Systems specialists usually recommend, before applying these types of packages, perform a full backup of the equipmentIn this way, if any problems arise after the restart, it is possible to recover the previous state without data loss.
In environments with multiple computers, such as offices, educational centers or SMEs, It is advisable to test the patch first on a small group of machines controlled. This ensures that there are no serious incompatibilities before extending the update to the rest of the jobs.
Best practices and what to do if the update causes problems
In addition to installing patches, cybersecurity experts insist on combining these measures with good practices for daily useThese measures include limiting accounts with administrator privileges, keeping complementary software (browsers, office suites, drivers) up to date, and closely monitoring computers most exposed to the Internet.
In the specific case of PowerShell, Microsoft recommends Exercise extreme caution when running scripts downloaded from the internet and review both the origin and the content when dealing with instructions copied from forums, technical blogs, or other online resources.
If after applying KB5071546, KB5072033 or KB5071417 a computer starts behaving abnormally, there is the option to Temporarily uninstall the update from the Windows Update historySimply go to Settings > Windows Update > Update history and select "Uninstall updates", choosing the conflicting patch from the list.
Another alternative for advanced users is to use PowerShell or the command prompt with the command wusa.exe /uninstall /kb:5072033 /quiet (Changing the KB number as needed).
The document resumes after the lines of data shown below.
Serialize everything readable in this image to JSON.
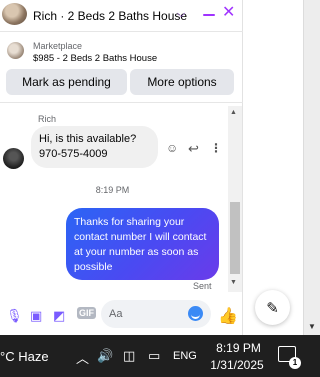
{
  "header": {
    "title": "Rich · 2 Beds 2 Baths House",
    "chevron_icon": "chevron-down-icon",
    "minimize_icon": "minimize-icon",
    "close_icon": "close-icon",
    "accent_color": "#a033ff"
  },
  "listing": {
    "kicker": "Marketplace",
    "subtitle": "$985 - 2 Beds 2 Baths House",
    "buttons": {
      "pending": "Mark as pending",
      "more": "More options"
    }
  },
  "messages": {
    "incoming": {
      "sender": "Rich",
      "line1": "Hi, is this available?",
      "line2": "970-575-4009"
    },
    "timestamp": "8:19 PM",
    "outgoing": {
      "text": "Thanks for sharing your contact number I will contact at your number as soon as possible",
      "gradient": [
        "#2b65f5",
        "#6a3bea"
      ],
      "status": "Sent"
    }
  },
  "composer": {
    "placeholder": "Aa",
    "icons": [
      "microphone-icon",
      "photo-icon",
      "sticker-icon",
      "gif-icon",
      "emoji-icon",
      "thumbs-up-icon"
    ]
  },
  "taskbar": {
    "weather": "°C  Haze",
    "language": "ENG",
    "time": "8:19 PM",
    "date": "1/31/2025",
    "notification_count": "1"
  }
}
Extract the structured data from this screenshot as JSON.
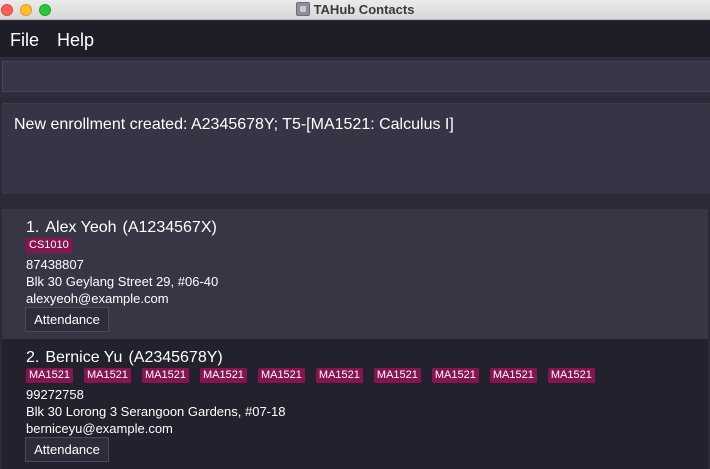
{
  "window": {
    "title": "TAHub Contacts"
  },
  "menu": {
    "file": "File",
    "help": "Help"
  },
  "command": {
    "value": "",
    "placeholder": ""
  },
  "result": {
    "message": "New enrollment created: A2345678Y; T5-[MA1521: Calculus I]"
  },
  "persons": [
    {
      "index": "1.",
      "name": "Alex Yeoh",
      "id": "(A1234567X)",
      "tags": [
        "CS1010"
      ],
      "phone": "87438807",
      "address": "Blk 30 Geylang Street 29, #06-40",
      "email": "alexyeoh@example.com",
      "attendance_label": "Attendance"
    },
    {
      "index": "2.",
      "name": "Bernice Yu",
      "id": "(A2345678Y)",
      "tags": [
        "MA1521",
        "MA1521",
        "MA1521",
        "MA1521",
        "MA1521",
        "MA1521",
        "MA1521",
        "MA1521",
        "MA1521",
        "MA1521"
      ],
      "phone": "99272758",
      "address": "Blk 30 Lorong 3 Serangoon Gardens, #07-18",
      "email": "berniceyu@example.com",
      "attendance_label": "Attendance"
    }
  ],
  "colors": {
    "tag_bg": "#86154f",
    "window_bg": "#2b2a36",
    "menu_bg": "#1e1e29"
  }
}
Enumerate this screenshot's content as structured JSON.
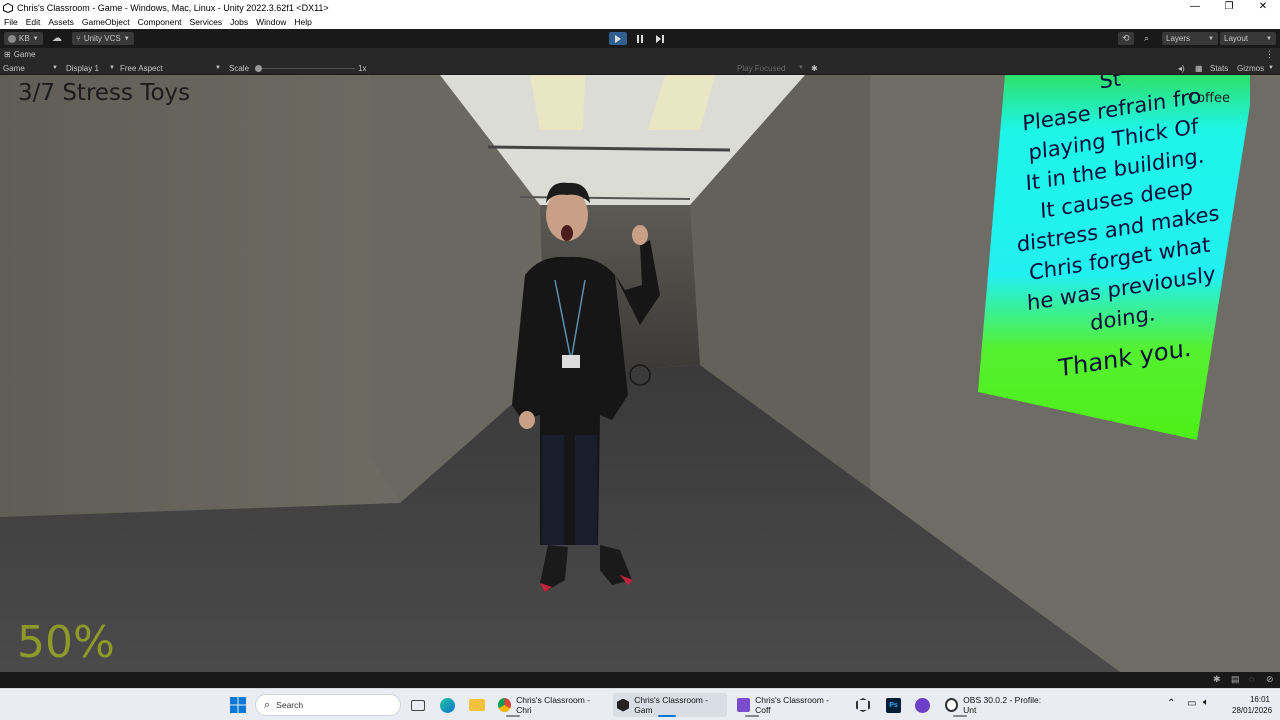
{
  "window": {
    "title": "Chris's Classroom - Game - Windows, Mac, Linux - Unity 2022.3.62f1 <DX11>",
    "controls": [
      "—",
      "❐",
      "✕"
    ]
  },
  "menu": [
    "File",
    "Edit",
    "Assets",
    "GameObject",
    "Component",
    "Services",
    "Jobs",
    "Window",
    "Help"
  ],
  "toolbar": {
    "account": "KB",
    "vcs": "Unity VCS",
    "layers": "Layers",
    "layout": "Layout"
  },
  "tab": {
    "label": "Game"
  },
  "gamebar": {
    "mode": "Game",
    "display": "Display 1",
    "aspect": "Free Aspect",
    "scale_label": "Scale",
    "scale_value": "1x",
    "play_focused": "Play Focused",
    "stats": "Stats",
    "gizmos": "Gizmos"
  },
  "game": {
    "counter": "3/7 Stress Toys",
    "percent": "50%",
    "coffee_label": "Coffee",
    "sign": {
      "top": "St",
      "lines": [
        "Please refrain fro",
        "playing Thick Of",
        "It in the building.",
        "It causes deep",
        "distress and makes",
        "Chris forget what",
        "he was previously",
        "doing.",
        "Thank you."
      ]
    }
  },
  "taskbar": {
    "search_placeholder": "Search",
    "apps": [
      {
        "label": "Chris's Classroom - Chri",
        "icon": "chrome-icon"
      },
      {
        "label": "Chris's Classroom - Gam",
        "icon": "unity-icon"
      },
      {
        "label": "Chris's Classroom - Coff",
        "icon": "visual-studio-icon"
      },
      {
        "label": "OBS 30.0.2 - Profile: Unt",
        "icon": "obs-icon"
      }
    ],
    "time": "16:01",
    "date": "28/01/2026"
  }
}
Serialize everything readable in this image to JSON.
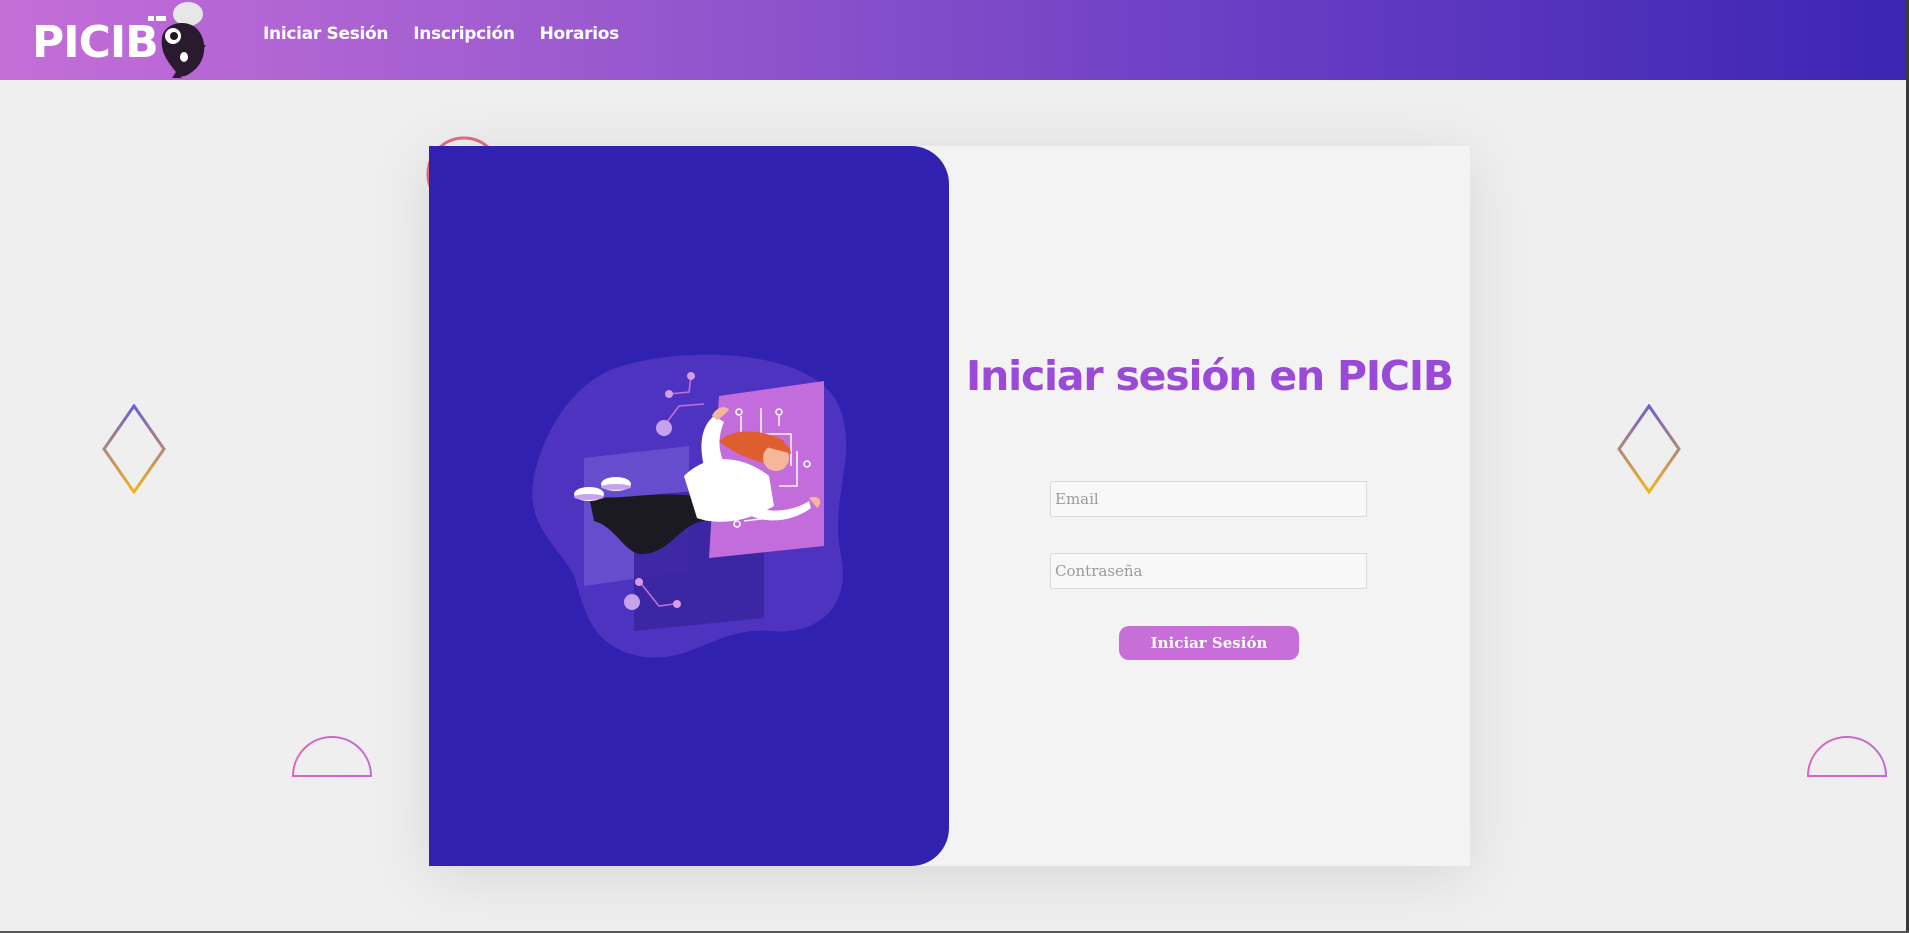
{
  "brand": {
    "logo_text": "PICIB",
    "colors": {
      "nav_start": "#c56ed8",
      "nav_end": "#3b25b3",
      "card_panel": "#3021b0",
      "accent": "#9a4ad6",
      "button": "#c76ed9"
    }
  },
  "nav": {
    "links": [
      {
        "label": "Iniciar Sesión"
      },
      {
        "label": "Inscripción"
      },
      {
        "label": "Horarios"
      }
    ]
  },
  "login": {
    "title": "Iniciar sesión en PICIB",
    "email": {
      "placeholder": "Email",
      "value": ""
    },
    "password": {
      "placeholder": "Contraseña",
      "value": ""
    },
    "submit_label": "Iniciar Sesión"
  },
  "icons": [
    "mascot-icon",
    "diamond-outline-icon",
    "half-circle-outline-icon",
    "circle-outline-icon",
    "floating-person-illustration"
  ]
}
This measure should be considered temporary while checking whether Microsoft releases additional patches or specific solutions for the detected problem.
With this new security package, Microsoft is trying to contain an increasingly demanding landscape of vulnerabilitiesIn this environment, a veteran system like Windows 10—still very prevalent in Europe—coexists with the company's latest offering, Windows 11, which is still in the process of gaining the trust of all its users. Keeping both systems updated, reviewing internal security policies, and adopting prudent habits when browsing or running scripts becomes, more than ever, essential to reduce risks and avoid problems in the short and medium term.